For procurement professionals and business owners, the takeaway isn't that every RFP needs to carry the weight of social transformation. It's that every RFP is an opportunity to be intentional — about what you need, who you want to work with, and what outcomes you're trying to achieve.
Practical Steps to Elevate Your Next RFP
Start with outcomes, not outputs: Before writing a single requirement, define what success looks like six months or a year after the contract is complete.
Involve stakeholders early: The people who will live with the vendor relationship — operations teams, end users, compliance officers — should shape the RFP, not just review it at the end.
Build in flexibility: Especially for complex or innovative projects, leave room for vendors to propose creative approaches rather than prescribing every detail.
Communicate your values: Include a brief section on your organization's mission and values. Vendors who align with them will self-select in; those who don't may self-select out — saving everyone time.
Close the feedback loop: After awards are made, offer brief feedback to unsuccessful respondents. This improves the quality of future submissions and builds goodwill in your vendor community.

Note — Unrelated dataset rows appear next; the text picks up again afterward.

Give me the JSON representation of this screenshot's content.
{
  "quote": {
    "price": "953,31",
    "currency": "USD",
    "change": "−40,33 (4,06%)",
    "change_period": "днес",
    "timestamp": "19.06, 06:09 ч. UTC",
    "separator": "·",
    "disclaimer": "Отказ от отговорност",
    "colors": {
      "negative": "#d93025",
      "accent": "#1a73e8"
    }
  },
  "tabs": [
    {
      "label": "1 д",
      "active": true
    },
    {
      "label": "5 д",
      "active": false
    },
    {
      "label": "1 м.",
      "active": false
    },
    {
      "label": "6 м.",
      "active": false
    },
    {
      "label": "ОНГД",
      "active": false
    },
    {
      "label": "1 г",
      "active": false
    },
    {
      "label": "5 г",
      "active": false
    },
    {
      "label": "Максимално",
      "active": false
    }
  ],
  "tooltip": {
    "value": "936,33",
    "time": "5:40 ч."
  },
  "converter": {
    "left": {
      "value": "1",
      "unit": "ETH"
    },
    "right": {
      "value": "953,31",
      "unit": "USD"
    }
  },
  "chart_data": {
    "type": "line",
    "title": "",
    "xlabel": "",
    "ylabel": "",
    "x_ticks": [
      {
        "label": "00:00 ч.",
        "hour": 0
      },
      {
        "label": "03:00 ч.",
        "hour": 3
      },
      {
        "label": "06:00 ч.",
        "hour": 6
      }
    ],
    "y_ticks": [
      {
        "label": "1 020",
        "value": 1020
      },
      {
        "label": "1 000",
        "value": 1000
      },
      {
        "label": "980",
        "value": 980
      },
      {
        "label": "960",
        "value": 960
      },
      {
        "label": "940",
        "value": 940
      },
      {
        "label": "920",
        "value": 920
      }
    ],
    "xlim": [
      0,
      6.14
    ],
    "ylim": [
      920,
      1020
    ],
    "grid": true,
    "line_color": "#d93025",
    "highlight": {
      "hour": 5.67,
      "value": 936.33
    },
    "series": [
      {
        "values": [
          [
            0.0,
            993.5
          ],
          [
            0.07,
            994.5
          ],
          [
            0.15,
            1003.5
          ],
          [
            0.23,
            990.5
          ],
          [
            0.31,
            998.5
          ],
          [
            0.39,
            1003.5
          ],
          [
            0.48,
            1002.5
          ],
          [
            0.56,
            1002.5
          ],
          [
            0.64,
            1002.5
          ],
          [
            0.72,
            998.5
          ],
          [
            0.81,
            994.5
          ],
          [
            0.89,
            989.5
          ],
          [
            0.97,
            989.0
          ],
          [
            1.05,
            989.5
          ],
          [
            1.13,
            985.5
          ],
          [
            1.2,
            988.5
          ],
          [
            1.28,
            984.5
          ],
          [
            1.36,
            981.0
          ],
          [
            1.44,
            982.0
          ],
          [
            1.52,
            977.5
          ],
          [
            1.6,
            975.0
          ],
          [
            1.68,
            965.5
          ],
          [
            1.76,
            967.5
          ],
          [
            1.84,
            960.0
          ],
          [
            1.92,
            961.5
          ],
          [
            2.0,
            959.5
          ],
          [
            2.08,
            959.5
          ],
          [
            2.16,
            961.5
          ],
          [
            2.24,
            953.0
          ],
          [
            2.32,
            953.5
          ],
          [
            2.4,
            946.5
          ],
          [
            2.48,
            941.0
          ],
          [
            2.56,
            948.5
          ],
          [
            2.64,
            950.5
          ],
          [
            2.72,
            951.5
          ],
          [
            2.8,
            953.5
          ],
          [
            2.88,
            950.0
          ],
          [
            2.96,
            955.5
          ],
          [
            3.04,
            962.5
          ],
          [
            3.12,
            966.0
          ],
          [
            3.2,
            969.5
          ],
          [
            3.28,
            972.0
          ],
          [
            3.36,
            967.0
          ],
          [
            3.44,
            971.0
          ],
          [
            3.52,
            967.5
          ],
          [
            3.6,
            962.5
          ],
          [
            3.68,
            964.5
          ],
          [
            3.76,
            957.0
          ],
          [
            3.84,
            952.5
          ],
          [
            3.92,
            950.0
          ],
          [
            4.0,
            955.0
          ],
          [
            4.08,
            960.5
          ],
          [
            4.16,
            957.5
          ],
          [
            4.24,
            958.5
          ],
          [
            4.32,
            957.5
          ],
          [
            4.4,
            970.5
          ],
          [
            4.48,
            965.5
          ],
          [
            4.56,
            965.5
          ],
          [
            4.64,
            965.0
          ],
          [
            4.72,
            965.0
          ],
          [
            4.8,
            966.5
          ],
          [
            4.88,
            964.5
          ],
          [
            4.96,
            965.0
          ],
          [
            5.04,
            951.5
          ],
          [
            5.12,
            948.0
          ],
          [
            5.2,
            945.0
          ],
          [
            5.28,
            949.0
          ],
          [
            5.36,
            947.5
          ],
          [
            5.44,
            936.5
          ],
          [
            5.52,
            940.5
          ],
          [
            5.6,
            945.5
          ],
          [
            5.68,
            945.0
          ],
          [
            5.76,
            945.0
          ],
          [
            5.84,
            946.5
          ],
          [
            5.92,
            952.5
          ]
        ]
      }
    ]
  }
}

Use available tools: Whether you're writing your first RFP or your fiftieth, structured tools like CreateYourRFP can reduce the time spent on formatting and structure, freeing you to focus on the strategic substance that actually differentiates a good RFP from a great one.
Final Thoughts: RFPs as Agents of Change
The Citi Foundation's decision to use an RFP structure for its $20 million housing initiative is a quiet but powerful statement: good intentions need good processes. Directing resources toward meaningful outcomes requires clarity, fairness, and accountability — and the RFP, when designed well, provides all three.

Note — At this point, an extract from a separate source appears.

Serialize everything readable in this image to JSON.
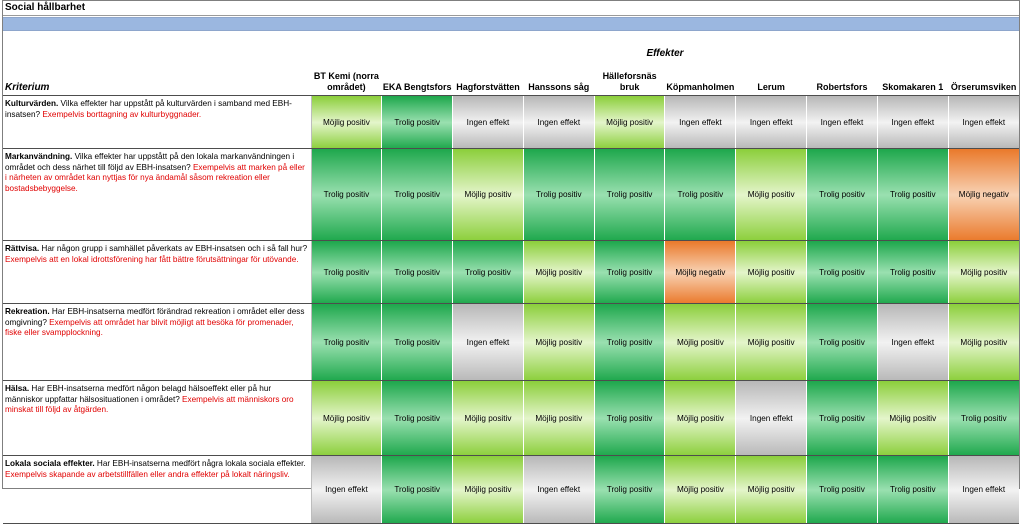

For procurement professionals, this is both an affirmation and a challenge. You already understand the mechanics of RFPs. The question is whether you're using them to their full potential — not just to manage cost and risk, but to build partnerships that reflect your organization's values and contribute to the communities you operate in.
The housing crisis, like many social challenges, won't be solved by any single initiative. But it can be chipped away at — one well-structured, thoughtfully evaluated, purpose-driven RFP at a time. And the same is true for the procurement challenges your organization faces every day.
The tools are in your hands. Use them well.